Ross threw himself into his chair and shot out furious hands to turn the ship about. From the floor Mickey looked at him with a blank, white face. Mason looked at him, too, afraid to speak.
“Now shut up!” Ross said disgustedly, not even looking at them, talking like a disgruntled father to his sons. “When we get down there you’re going to see that it’s true. That ship’ll be gone. And we’re going to go looking for those bastards who put the idea in our minds!”
They both stared at their captain humbly as the ship headed down backwards. They watched Ross’s hands move efficiently over the controls. Mason felt a sense of confidence in his captain. He stood on the deck quietly, waiting for the landing without fear. Mickey got up from the floor and stood beside him, waiting.
The ship hit the ground. It stopped. They had landed again. They were still the same. And …
“Turn on the spotlight,” Ross told them.
Mason threw the switch. They all crowded to the port. Mason wondered for a second how Ross could possibly have landed in the same spot. He hadn’t even appeared to be following the calculations made on the last landing.
They looked out.
Mickey stopped breathing. And Ross’s mouth fell open.
The wreckage was still there.
They had landed in the same place and they had found the wrecked ship still there. Mason turned away from the port and stumbled over the deck. He felt lost, a victim of some terrible universal prank, a man accursed.
“You said…” Mickey said to the captain.
Ross just looked out of the port with unbelieving eyes.
“Now we’ll go up again,” Mickey said, grinding his teeth. “And we’ll really crash this time. And we’ll be killed. Just like those … those…”
Ross didn’t speak. He stared out of the port at the refutation of his last clinging hope. He felt hollow, void of all faith in belief in sensible things.
Then Mason spoke.
“We’re not going to crash –” he said somberly –”ever.”
“What?”
Mickey was looking at him. Ross turned and looked too.
“Why don’t we stop kidding ourselves?” Mason said. “We all know what it is, don’t we?”

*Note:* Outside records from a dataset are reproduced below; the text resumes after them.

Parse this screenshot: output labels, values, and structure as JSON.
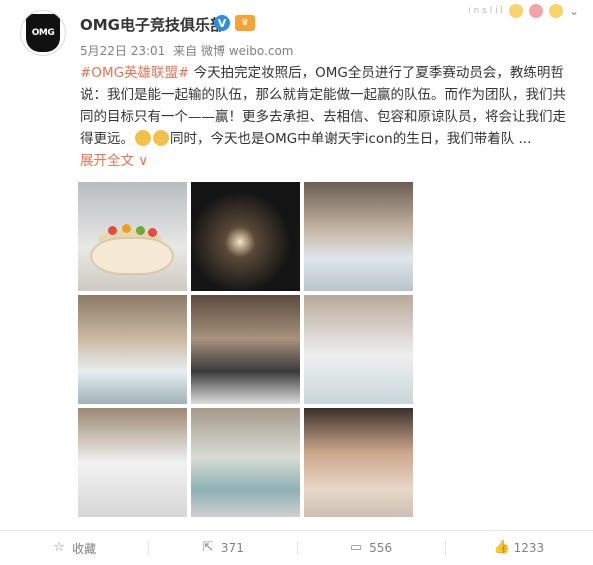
{
  "user": {
    "name": "OMG电子竞技俱乐部",
    "verified_mark": "V",
    "avatar_text": "OMG"
  },
  "post": {
    "date": "5月22日 23:01",
    "source": "来自 微博 weibo.com",
    "topic": "#OMG英雄联盟#",
    "text_1": " 今天拍完定妆照后，OMG全员进行了夏季赛动员会，教练明哲说：我们是能一起输的队伍，那么就肯定能做一起赢的队伍。而作为团队，我们共同的目标只有一个——赢！更多去承担、去相信、包容和原谅队员，将会让我们走得更远。",
    "text_2": "同时，今天也是OMG中单谢天宇icon的生日，我们带着队 ...",
    "expand_label": "展开全文",
    "expand_arrow": "∨",
    "photo_names": [
      "photo-cake",
      "photo-candles",
      "photo-table-wide",
      "photo-players-table",
      "photo-player-black-shirt",
      "photo-player-drink",
      "photo-player-chin-rest",
      "photo-table-flowers",
      "photo-player-ear"
    ]
  },
  "header_right": {
    "level_text": "i n s l i l",
    "chevron": "⌄"
  },
  "actions": [
    {
      "icon": "star-icon",
      "glyph": "☆",
      "label": "收藏"
    },
    {
      "icon": "share-icon",
      "glyph": "⇱",
      "label": "371"
    },
    {
      "icon": "comment-icon",
      "glyph": "▭",
      "label": "556"
    },
    {
      "icon": "like-icon",
      "glyph": "👍",
      "label": "1233"
    }
  ]
}
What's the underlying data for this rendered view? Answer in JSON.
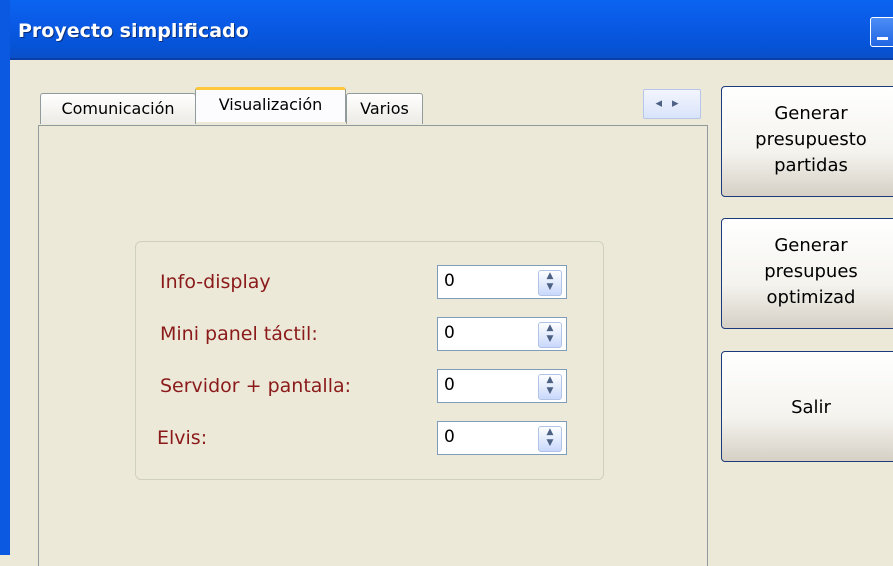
{
  "window": {
    "title": "Proyecto simplificado"
  },
  "tabs": [
    {
      "label": "Comunicación",
      "active": false
    },
    {
      "label": "Visualización",
      "active": true
    },
    {
      "label": "Varios",
      "active": false
    }
  ],
  "tab_scroll": {
    "left": "◂",
    "right": "▸"
  },
  "fields": [
    {
      "label": "Info-display",
      "value": "0"
    },
    {
      "label": "Mini panel táctil:",
      "value": "0"
    },
    {
      "label": "Servidor + pantalla:",
      "value": "0"
    },
    {
      "label": "Elvis:",
      "value": "0"
    }
  ],
  "buttons": {
    "generate_budget": {
      "line1": "Generar",
      "line2": "presupuesto",
      "line3": "partidas"
    },
    "generate_optimized": {
      "line1": "Generar",
      "line2": "presupues",
      "line3": "optimizad"
    },
    "exit": {
      "label": "Salir"
    }
  },
  "colors": {
    "title_bar": "#0a5ae6",
    "label_text": "#8b1a1a",
    "active_tab_accent": "#ffc83c"
  }
}
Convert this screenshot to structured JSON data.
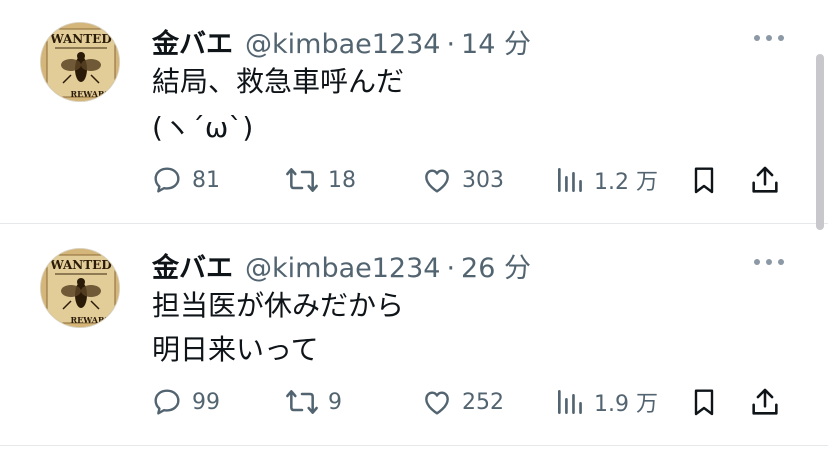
{
  "tweets": [
    {
      "name": "金バエ",
      "handle": "@kimbae1234",
      "separator": "·",
      "time": "14 分",
      "lines": [
        "結局、救急車呼んだ",
        "(ヽ´ω`)"
      ],
      "replies": "81",
      "retweets": "18",
      "likes": "303",
      "views": "1.2 万"
    },
    {
      "name": "金バエ",
      "handle": "@kimbae1234",
      "separator": "·",
      "time": "26 分",
      "lines": [
        "担当医が休みだから",
        "明日来いって"
      ],
      "replies": "99",
      "retweets": "9",
      "likes": "252",
      "views": "1.9 万"
    }
  ],
  "avatar_text": {
    "top": "WANTED",
    "bottom": "REWARD"
  },
  "icons": {
    "reply": "reply-icon",
    "retweet": "retweet-icon",
    "like": "heart-icon",
    "views": "views-icon",
    "bookmark": "bookmark-icon",
    "share": "share-icon",
    "more": "more-icon"
  },
  "colors": {
    "text": "#0f1419",
    "secondary": "#536471",
    "divider": "#e6e9eb"
  }
}
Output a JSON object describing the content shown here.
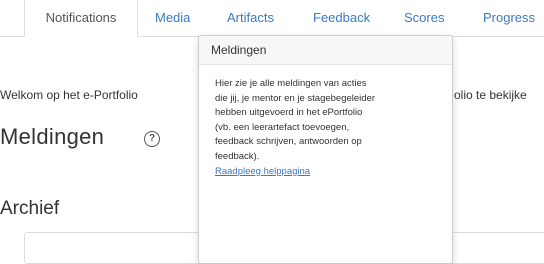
{
  "tabs": [
    {
      "label": "Notifications",
      "active": true
    },
    {
      "label": "Media",
      "active": false
    },
    {
      "label": "Artifacts",
      "active": false
    },
    {
      "label": "Feedback",
      "active": false
    },
    {
      "label": "Scores",
      "active": false
    },
    {
      "label": "Progress",
      "active": false
    }
  ],
  "welcome": {
    "left_text": "Welkom op het e-Portfolio",
    "right_text": "olio te bekijke"
  },
  "page_title": "Meldingen",
  "help_icon": {
    "icon": "question-circle-icon",
    "glyph": "?"
  },
  "popover": {
    "title": "Meldingen",
    "lines": [
      "Hier zie je alle meldingen van acties",
      "die jij, je mentor en je stagebegeleider",
      "hebben uitgevoerd in het ePortfolio",
      "(vb. een leerartefact toevoegen,",
      "feedback schrijven, antwoorden op",
      "feedback)."
    ],
    "link": "Raadpleeg helppagina"
  },
  "archive_title": "Archief",
  "colors": {
    "link": "#3a7bbf",
    "text": "#333333",
    "border": "#dddddd"
  }
}
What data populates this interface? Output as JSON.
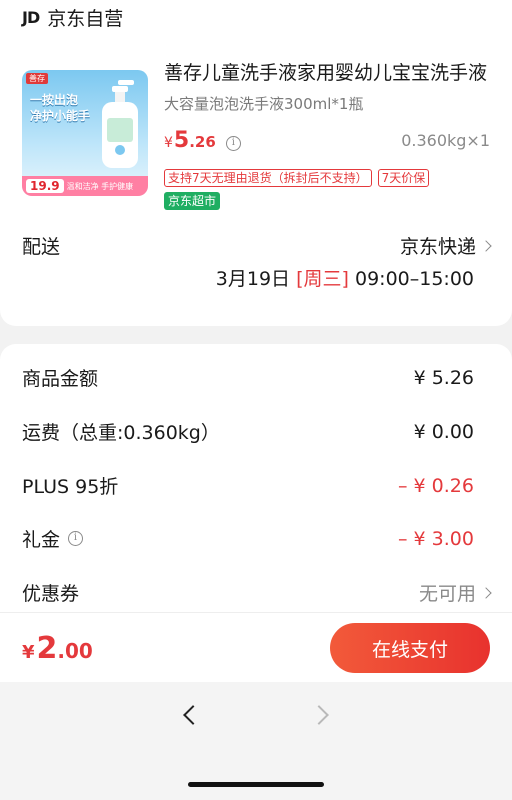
{
  "shop": {
    "logo": "JD",
    "name": "京东自营"
  },
  "product": {
    "title": "善存儿童洗手液家用婴幼儿宝宝洗手液",
    "spec": "大容量泡泡洗手液300ml*1瓶",
    "price_currency": "¥",
    "price_int": "5",
    "price_dec": ".26",
    "weight": "0.360kg×1",
    "badges": [
      "支持7天无理由退货（拆封后不支持）",
      "7天价保"
    ],
    "channel_badge": "京东超市",
    "image": {
      "brand_tag": "善存",
      "headline": "一按出泡\n净护小能手",
      "promo_price": "19.9",
      "promo_slogan": "温和洁净 手护健康"
    }
  },
  "shipping": {
    "label": "配送",
    "method": "京东快递",
    "date": "3月19日",
    "weekday": "[周三]",
    "time": "09:00–15:00"
  },
  "summary": {
    "goods_label": "商品金额",
    "goods_value": "¥ 5.26",
    "freight_label": "运费（总重:0.360kg）",
    "freight_value": "¥ 0.00",
    "plus_label": "PLUS 95折",
    "plus_value": "– ¥ 0.26",
    "gift_label": "礼金",
    "gift_value": "– ¥ 3.00",
    "coupon_label": "优惠券",
    "coupon_value": "无可用"
  },
  "pay": {
    "currency": "¥",
    "total_int": "2",
    "total_dec": ".00",
    "button": "在线支付"
  },
  "colors": {
    "accent_red": "#e4393c",
    "green_badge": "#1fae62"
  },
  "icons": [
    "info-icon",
    "chevron-right-icon",
    "back-arrow-icon",
    "forward-arrow-icon"
  ]
}
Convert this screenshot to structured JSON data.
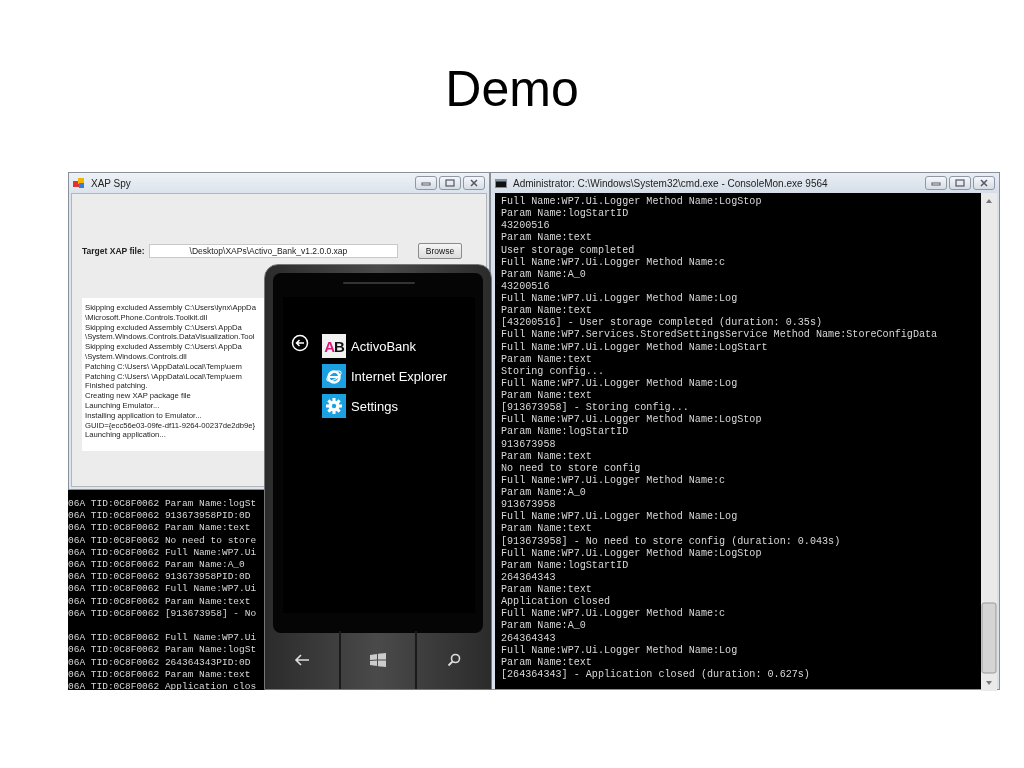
{
  "slide": {
    "title": "Demo"
  },
  "xap_spy": {
    "title": "XAP Spy",
    "target_label": "Target XAP file:",
    "target_value": "\\Desktop\\XAPs\\Activo_Bank_v1.2.0.0.xap",
    "browse_button": "Browse",
    "log": [
      "Skipping excluded Assembly C:\\Users\\lynx\\AppDa",
      "\\Microsoft.Phone.Controls.Toolkit.dll",
      "Skipping excluded Assembly C:\\Users\\      AppDa",
      "\\System.Windows.Controls.DataVisualization.Tool",
      "Skipping excluded Assembly C:\\Users\\      AppDa",
      "\\System.Windows.Controls.dll",
      "Patching C:\\Users\\      \\AppData\\Local\\Temp\\uem",
      "Patching C:\\Users\\      \\AppData\\Local\\Temp\\uem",
      "Finished patching.",
      "Creating new XAP package file",
      "Launching Emulator...",
      "Installing application to Emulator...",
      "GUID={ecc56e03-09fe-df11-9264-00237de2db9e}",
      "Launching application..."
    ]
  },
  "console_behind": {
    "blocks": [
      [
        "06A TID:0C8F0062 Param Name:logSt",
        "06A TID:0C8F0062 913673958PID:0D",
        "06A TID:0C8F0062 Param Name:text",
        "06A TID:0C8F0062 No need to store",
        "06A TID:0C8F0062 Full Name:WP7.Ui",
        "06A TID:0C8F0062 Param Name:A_0",
        "06A TID:0C8F0062 913673958PID:0D",
        "06A TID:0C8F0062 Full Name:WP7.Ui",
        "06A TID:0C8F0062 Param Name:text",
        "06A TID:0C8F0062 [913673958] - No"
      ],
      [
        "06A TID:0C8F0062 Full Name:WP7.Ui",
        "06A TID:0C8F0062 Param Name:logSt",
        "06A TID:0C8F0062 264364343PID:0D",
        "06A TID:0C8F0062 Param Name:text",
        "06A TID:0C8F0062 Application clos"
      ]
    ]
  },
  "phone": {
    "apps": [
      {
        "kind": "activobank",
        "tile_text": "AB",
        "label": "ActivoBank"
      },
      {
        "kind": "ie",
        "label": "Internet Explorer"
      },
      {
        "kind": "settings",
        "label": "Settings"
      }
    ]
  },
  "cmd": {
    "title": "Administrator: C:\\Windows\\System32\\cmd.exe - ConsoleMon.exe  9564",
    "lines": [
      "Full Name:WP7.Ui.Logger Method Name:LogStop",
      "Param Name:logStartID",
      "43200516",
      "Param Name:text",
      "User storage completed",
      "Full Name:WP7.Ui.Logger Method Name:c",
      "Param Name:A_0",
      "43200516",
      "Full Name:WP7.Ui.Logger Method Name:Log",
      "Param Name:text",
      "[43200516] - User storage completed (duration: 0.35s)",
      "Full Name:WP7.Services.StoredSettingsService Method Name:StoreConfigData",
      "Full Name:WP7.Ui.Logger Method Name:LogStart",
      "Param Name:text",
      "Storing config...",
      "Full Name:WP7.Ui.Logger Method Name:Log",
      "Param Name:text",
      "[913673958] - Storing config...",
      "Full Name:WP7.Ui.Logger Method Name:LogStop",
      "Param Name:logStartID",
      "913673958",
      "Param Name:text",
      "No need to store config",
      "Full Name:WP7.Ui.Logger Method Name:c",
      "Param Name:A_0",
      "913673958",
      "Full Name:WP7.Ui.Logger Method Name:Log",
      "Param Name:text",
      "[913673958] - No need to store config (duration: 0.043s)",
      "Full Name:WP7.Ui.Logger Method Name:LogStop",
      "Param Name:logStartID",
      "264364343",
      "Param Name:text",
      "Application closed",
      "Full Name:WP7.Ui.Logger Method Name:c",
      "Param Name:A_0",
      "264364343",
      "Full Name:WP7.Ui.Logger Method Name:Log",
      "Param Name:text",
      "[264364343] - Application closed (duration: 0.627s)"
    ]
  }
}
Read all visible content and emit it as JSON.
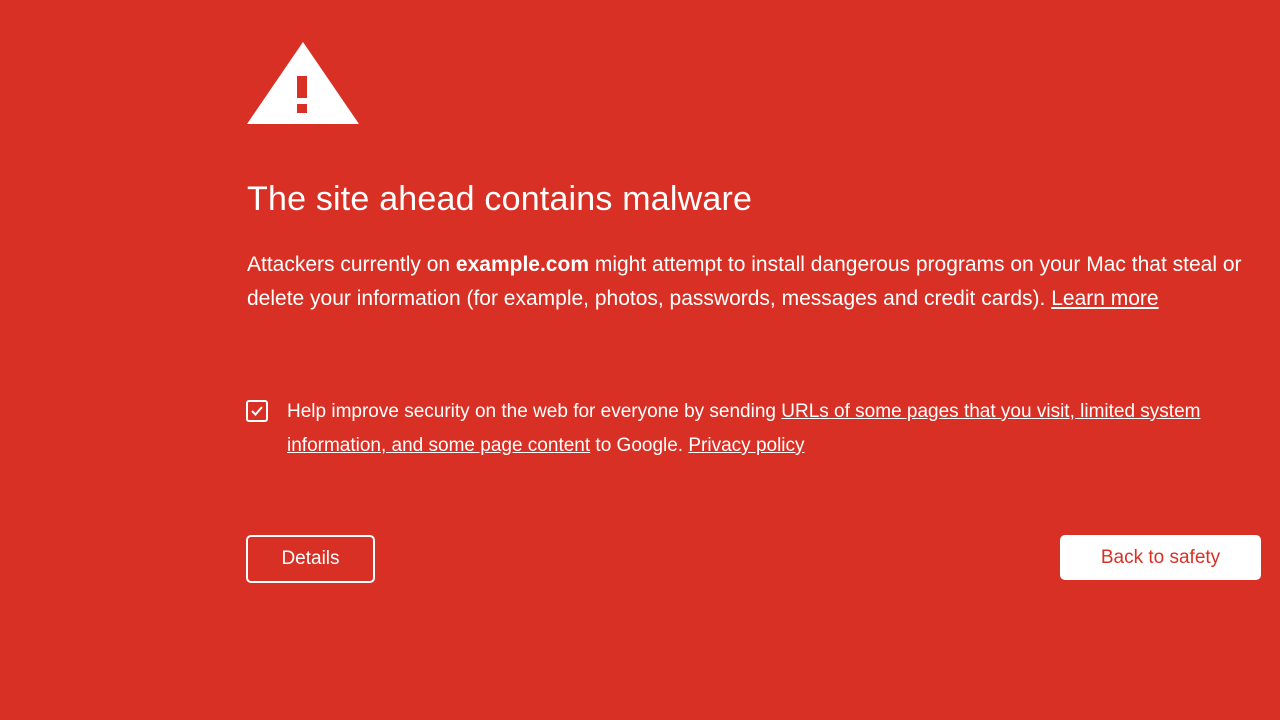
{
  "colors": {
    "background": "#d93025",
    "foreground": "#ffffff",
    "primary_button_text": "#d93025"
  },
  "icons": {
    "warning": "warning-triangle-icon",
    "checkbox": "checkmark-icon"
  },
  "title": "The site ahead contains malware",
  "message": {
    "prefix": "Attackers currently on ",
    "site": "example.com",
    "suffix": " might attempt to install dangerous programs on your Mac that steal or delete your information (for example, photos, passwords, messages and credit cards). ",
    "learn_more": "Learn more"
  },
  "optin": {
    "checked": true,
    "text_before": "Help improve security on the web for everyone by sending ",
    "data_link": "URLs of some pages that you visit, limited system information, and some page content",
    "text_middle": " to Google. ",
    "privacy_link": "Privacy policy"
  },
  "buttons": {
    "details": "Details",
    "back_to_safety": "Back to safety"
  }
}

He was thinking of what Ross had said just a moment before. About the senses giving evidence of what was believed. Even if there was nothing there at all …
Then, in a split second, with the knowledge, he saw Ross and he saw Carter. As they were. And he took a short shuddering breath, a last breath until illusion would bring breath and flesh again.
“Progress,” he said bitterly, and his voice was an aching whisper in the phantom ship. “The Flying Dutchman takes to the universe.”